Well, here it is.  According to my birth certificate I was born at 6:42 am on Sept 6,1974.  For a longtime, self-proclaimed NON morning person, that is quite a shock to the system….interestingly enough, my youngest son was born at 6:43 am on april 14.  Coincidence?  I think…..

I have spent the last nine years claiming 29 and I have done it well.  My inner circle joked with me this year about whether or not I would have the courage to DO IT….Would I turn 30?  NO!  I won’t.  Wait for it….I plan to claim 38.
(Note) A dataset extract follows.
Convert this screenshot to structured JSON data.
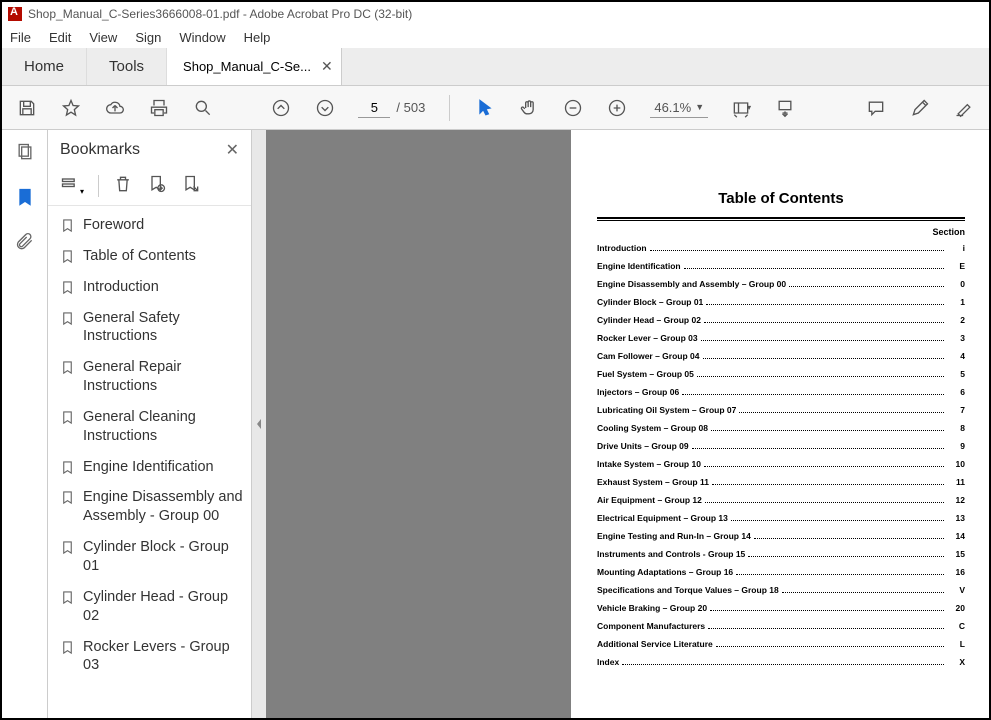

Now, on a good day, with FANTASTIC lighting, great hair, and impeccable make-up I can easily pass for late 20’s…. lately however those good days lend themselves closer to 30ish and according to FACEBOOK, I pass for 35…we all know how truthful that is!

As I gaze into the mirror, trying not to adopt a critical eye…the telltale signs are there.  The laugh lines are deeper, the wrinkles on my forehead a bit more pronounced, the gray that will not relinquish its hold….they are all there.

So why embrace this?  Well, that is a super good question.  I think back to what i wanted at 30….I was supposed to have my career in place, on my way to owning a home, a couple of kids running in the yard OH BLAH DEE OH BLAH DAH!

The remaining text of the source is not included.